April 29

National Shrimp Scampi Day

Roosevelt Mall. Shrimp Scampi. Sticky Shells. Shrimp Bayou. Langoustine. Marvin and Tammi

Days Until. . .

Jazz Festival--6Mother's Day--15

Annals Of Presidential Eating

On this date in 1937, President Franklin Roosevelt visited New Orleans for the dedication of Roosevelt Mall in City Park, a project of Roosevelt's Works Progress Administration. Lots of great Art Deco bridges, statues, and markers remain from that. Then they went to lunch at Antoine's, and New Orleans mayor Robert Maestri asked a question that became immortal: "How do ya like dem ersters, Mr. President?"

Today's Flavor 

Today is National Shrimp Scampi Day. Although that dish is a fixture of Italian menus, its name is a contradiction. Like "beef lamb." Shrimp and scampi are two different animals. A scampo (singular) is a largish (about five inches) crustacean with a hard shell, living in the Adriatic Sea. Along the Italian coastline scampi are caught and cooked in olive oil, herbs, wine, and lemon juice. True scampi don't live here in this country. The closest substitute is langoustine. But big Gulf of Mexico shrimp work just fine. So, shrimp scampi. It works as either an appetizer or as an entree.

Gourmet Gazetteer

Shrimp Bayou is a short, wildly twisting, sluggish stream running through the marshes near the Gulf of Mexico coast, just over the Louisiana state line in Mississippi. Anyone looking for shrimp in season will find them aplenty here. The bayou is a former route of the Pearl River, which meets the Gulf a few miles west now. Shrimp Bayou is inaccessible except by boat. But if you took that five miles up the coast to what's left of Waveland (it was largely destroyed by Hurricane Katrina, and then drove another five miles to US 90, you could get shrimp prepared a number of ways, among other things, at Las Palmas.

The Old Kitchen Sage Sez:

If the shells stick to the meat when you cook shrimp, you're cooking them too long. The right moment to stop cooking shrimp is the first time you wonder whether they're done.

Deft Dining Rule #614:

Shrimp always taste better if cooked with the shells and heads still in place.

Edible Dictionary

langoustine, n.--A decapod crustacean with a shrimp-like head, a hard, lobster-like shell, and a meaty tail. It is widely caught and eaten from the North Sea across much of the northern Atlantic Ocean. The best specimens are as long as ten inches. It's neither as big nor as good as a langouste--the spiny lobster--but it is considered an item of gourmet cookery. A curiosity of langoustines is that their orange color doesn't change when it's cooked, the way most other crustaceans do. Langoustines are commonly called Norway lobsters.
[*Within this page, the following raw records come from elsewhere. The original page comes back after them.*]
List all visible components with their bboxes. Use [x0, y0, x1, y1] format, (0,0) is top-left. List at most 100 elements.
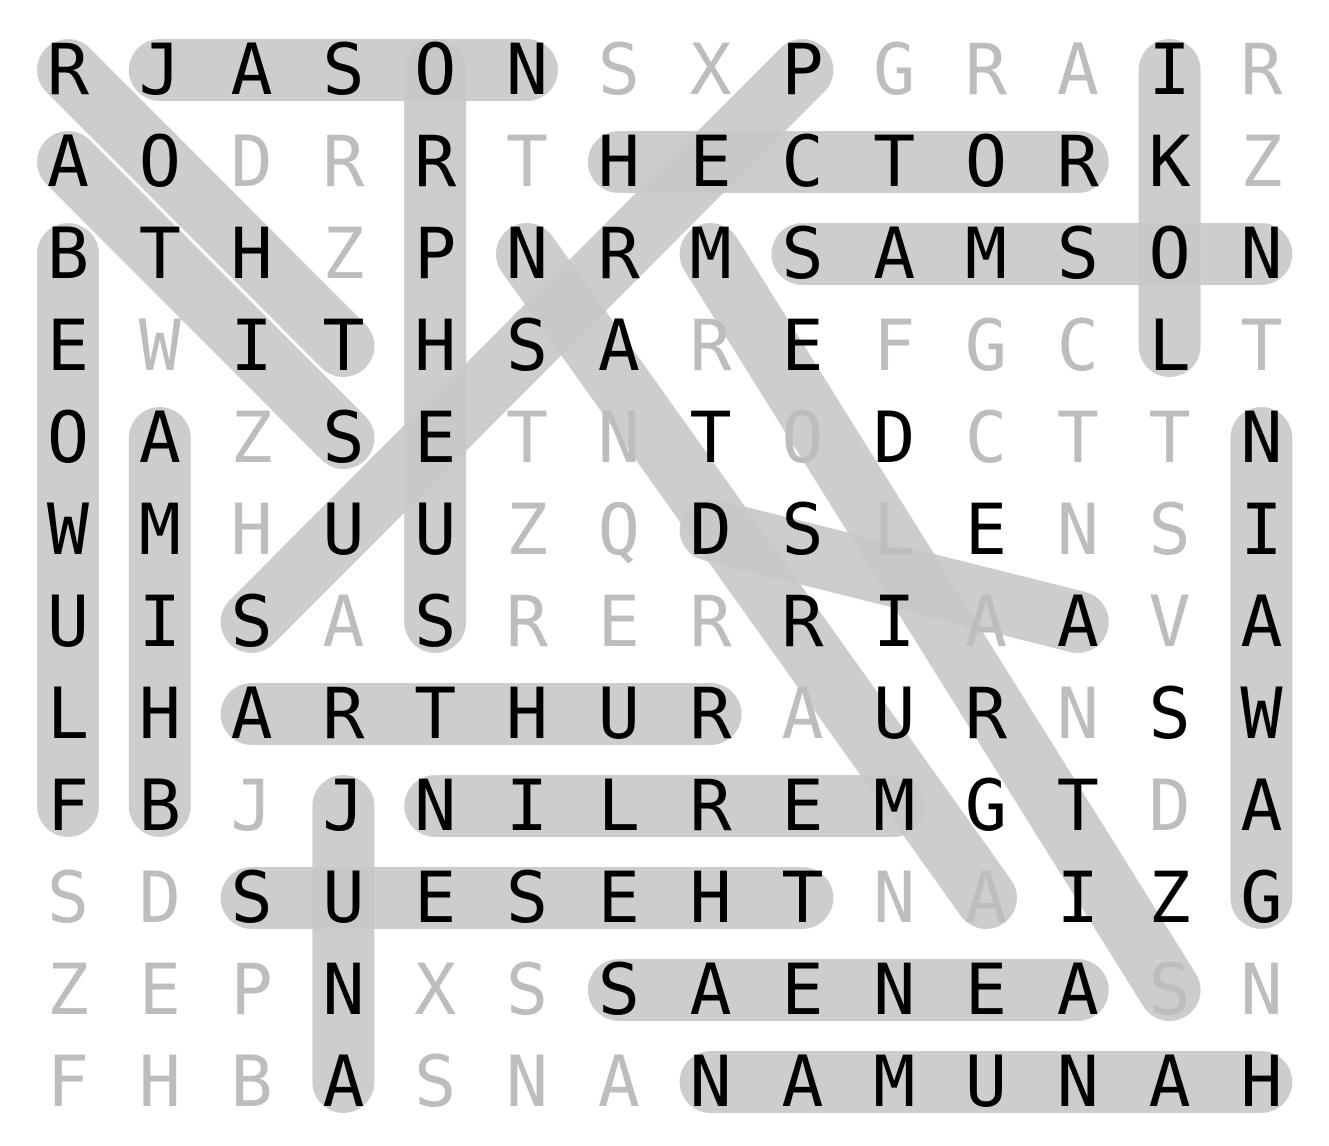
grid-cell[interactable]: W — [1215, 668, 1307, 760]
grid-cell[interactable]: H — [481, 668, 573, 760]
grid-cell[interactable]: T — [389, 668, 481, 760]
grid-cell[interactable]: Q — [573, 484, 665, 576]
grid-cell[interactable]: N — [1032, 484, 1124, 576]
grid-cell[interactable]: S — [481, 944, 573, 1036]
grid-cell[interactable]: A — [573, 1036, 665, 1128]
grid-cell[interactable]: R — [665, 760, 757, 852]
grid-cell[interactable]: S — [756, 208, 848, 300]
grid-cell[interactable]: D — [206, 116, 298, 208]
grid-cell[interactable]: C — [1032, 300, 1124, 392]
grid-cell[interactable]: N — [297, 944, 389, 1036]
grid-cell[interactable]: L — [22, 668, 114, 760]
grid-cell[interactable]: O — [940, 116, 1032, 208]
grid-cell[interactable]: A — [940, 852, 1032, 944]
grid-cell[interactable]: I — [114, 576, 206, 668]
grid-cell[interactable]: L — [1124, 300, 1216, 392]
grid-cell[interactable]: U — [573, 668, 665, 760]
grid-cell[interactable]: T — [1124, 392, 1216, 484]
grid-cell[interactable]: O — [1124, 208, 1216, 300]
grid-cell[interactable]: O — [22, 392, 114, 484]
grid-cell[interactable]: W — [114, 300, 206, 392]
grid-cell[interactable]: X — [665, 24, 757, 116]
grid-cell[interactable]: R — [665, 576, 757, 668]
grid-cell[interactable]: I — [481, 760, 573, 852]
grid-cell[interactable]: R — [297, 668, 389, 760]
grid-cell[interactable]: N — [848, 852, 940, 944]
grid-cell[interactable]: G — [848, 24, 940, 116]
grid-cell[interactable]: N — [481, 1036, 573, 1128]
grid-cell[interactable]: N — [481, 208, 573, 300]
grid-cell[interactable]: H — [1215, 1036, 1307, 1128]
grid-cell[interactable]: U — [848, 668, 940, 760]
grid-cell[interactable]: D — [848, 392, 940, 484]
grid-cell[interactable]: N — [481, 24, 573, 116]
grid-cell[interactable]: J — [114, 24, 206, 116]
grid-cell[interactable]: E — [756, 300, 848, 392]
grid-cell[interactable]: I — [1215, 484, 1307, 576]
grid-cell[interactable]: N — [848, 944, 940, 1036]
grid-cell[interactable]: A — [206, 668, 298, 760]
grid-cell[interactable]: M — [665, 208, 757, 300]
grid-cell[interactable]: M — [848, 760, 940, 852]
grid-cell[interactable]: T — [756, 852, 848, 944]
grid-cell[interactable]: N — [573, 392, 665, 484]
grid-cell[interactable]: B — [114, 760, 206, 852]
grid-cell[interactable]: A — [665, 944, 757, 1036]
grid-cell[interactable]: S — [1032, 208, 1124, 300]
grid-cell[interactable]: T — [665, 392, 757, 484]
grid-cell[interactable]: R — [389, 116, 481, 208]
grid-cell[interactable]: Z — [1124, 852, 1216, 944]
grid-cell[interactable]: U — [297, 484, 389, 576]
grid-cell[interactable]: H — [665, 852, 757, 944]
grid-cell[interactable]: R — [1215, 24, 1307, 116]
grid-cell[interactable]: Z — [1215, 116, 1307, 208]
grid-cell[interactable]: N — [1215, 208, 1307, 300]
grid-cell[interactable]: G — [940, 300, 1032, 392]
grid-cell[interactable]: A — [1215, 576, 1307, 668]
grid-cell[interactable]: M — [848, 1036, 940, 1128]
grid-cell[interactable]: N — [1032, 668, 1124, 760]
grid-cell[interactable]: S — [206, 852, 298, 944]
grid-cell[interactable]: S — [573, 24, 665, 116]
grid-cell[interactable]: F — [22, 760, 114, 852]
grid-cell[interactable]: S — [481, 300, 573, 392]
grid-cell[interactable]: W — [22, 484, 114, 576]
grid-cell[interactable]: A — [573, 300, 665, 392]
grid-cell[interactable]: Z — [481, 484, 573, 576]
grid-cell[interactable]: A — [1032, 944, 1124, 1036]
grid-cell[interactable]: I — [1032, 852, 1124, 944]
grid-cell[interactable]: S — [297, 392, 389, 484]
grid-cell[interactable]: O — [389, 24, 481, 116]
grid-cell[interactable]: Z — [206, 392, 298, 484]
grid-cell[interactable]: R — [940, 668, 1032, 760]
grid-cell[interactable]: A — [206, 24, 298, 116]
grid-cell[interactable]: A — [297, 576, 389, 668]
grid-cell[interactable]: O — [756, 392, 848, 484]
grid-cell[interactable]: U — [940, 1036, 1032, 1128]
grid-cell[interactable]: H — [114, 1036, 206, 1128]
grid-cell[interactable]: N — [1215, 944, 1307, 1036]
grid-cell[interactable]: A — [1032, 24, 1124, 116]
grid-cell[interactable]: M — [940, 208, 1032, 300]
grid-cell[interactable]: S — [1124, 484, 1216, 576]
grid-cell[interactable]: T — [481, 116, 573, 208]
grid-cell[interactable]: U — [22, 576, 114, 668]
grid-cell[interactable]: R — [940, 24, 1032, 116]
grid-cell[interactable]: E — [573, 852, 665, 944]
grid-cell[interactable]: I — [1124, 24, 1216, 116]
grid-cell[interactable]: S — [206, 576, 298, 668]
grid-cell[interactable]: S — [756, 484, 848, 576]
grid-cell[interactable]: A — [756, 668, 848, 760]
grid-cell[interactable]: V — [1124, 576, 1216, 668]
grid-cell[interactable]: P — [206, 944, 298, 1036]
grid-cell[interactable]: G — [1215, 852, 1307, 944]
grid-cell[interactable]: E — [940, 484, 1032, 576]
grid-cell[interactable]: A — [756, 1036, 848, 1128]
grid-cell[interactable]: E — [756, 944, 848, 1036]
grid-cell[interactable]: B — [206, 1036, 298, 1128]
grid-cell[interactable]: A — [22, 116, 114, 208]
grid-cell[interactable]: S — [389, 576, 481, 668]
grid-cell[interactable]: E — [114, 944, 206, 1036]
grid-cell[interactable]: H — [206, 484, 298, 576]
grid-cell[interactable]: A — [1215, 760, 1307, 852]
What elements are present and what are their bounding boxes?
Scampi are an isolated population of langoustines that live in the northern Adriatic Sea, but not much elsewhere in the Mediterranean basin.

Music To Dine By 

This is the birthday of jazz master Duke Ellington, born today in 1899. Take The A Train. . . Mood Indigo. . . a thousand more works of genius, still played now mostly in avant-garde venues. . . Here's a funny coincidence. Tammi Terrell was born today in 1945. Marvin Gaye died today in 1984, shot by his father. The two singers created legendary duet recordings in the late 1960s, the best of which was You're All I Need To Get By. The act ended when Terrell died (essentially of hard living) in 1970. It upset Gaye so much that he dropped out for a few years.

Food Namesakes 

Chili Davis, playing for the Kansas City Royals, became the seventy-fifth baseball player to hit three hundred home runs. What kind of person tracks this kind of data? . . . French military leader and statesman Georges Boulanger was born today in 1837. (Boulanger is "baker" in French.). . . Film director John Waters called for action today in 1946. . . Captain James Cook, a frequent visitor to this department, made his first landfall on Australia today in 1770.

Words To Eat By 

"Life is like eating artichokes. You have got to go through so much to get so little."--Thomas Aloysius Dorgan, American cartoonist, born today in 1877.

Words To Drink By

"There is no such thing as 'fun for the whole family.'"--Jerry Seinfeld, born today in 1954.

Words To Drink By

The water was not fit to drink. To make it palatable, we had to add whiskey. By diligent effort, I learned to like it."--Winston Churchill.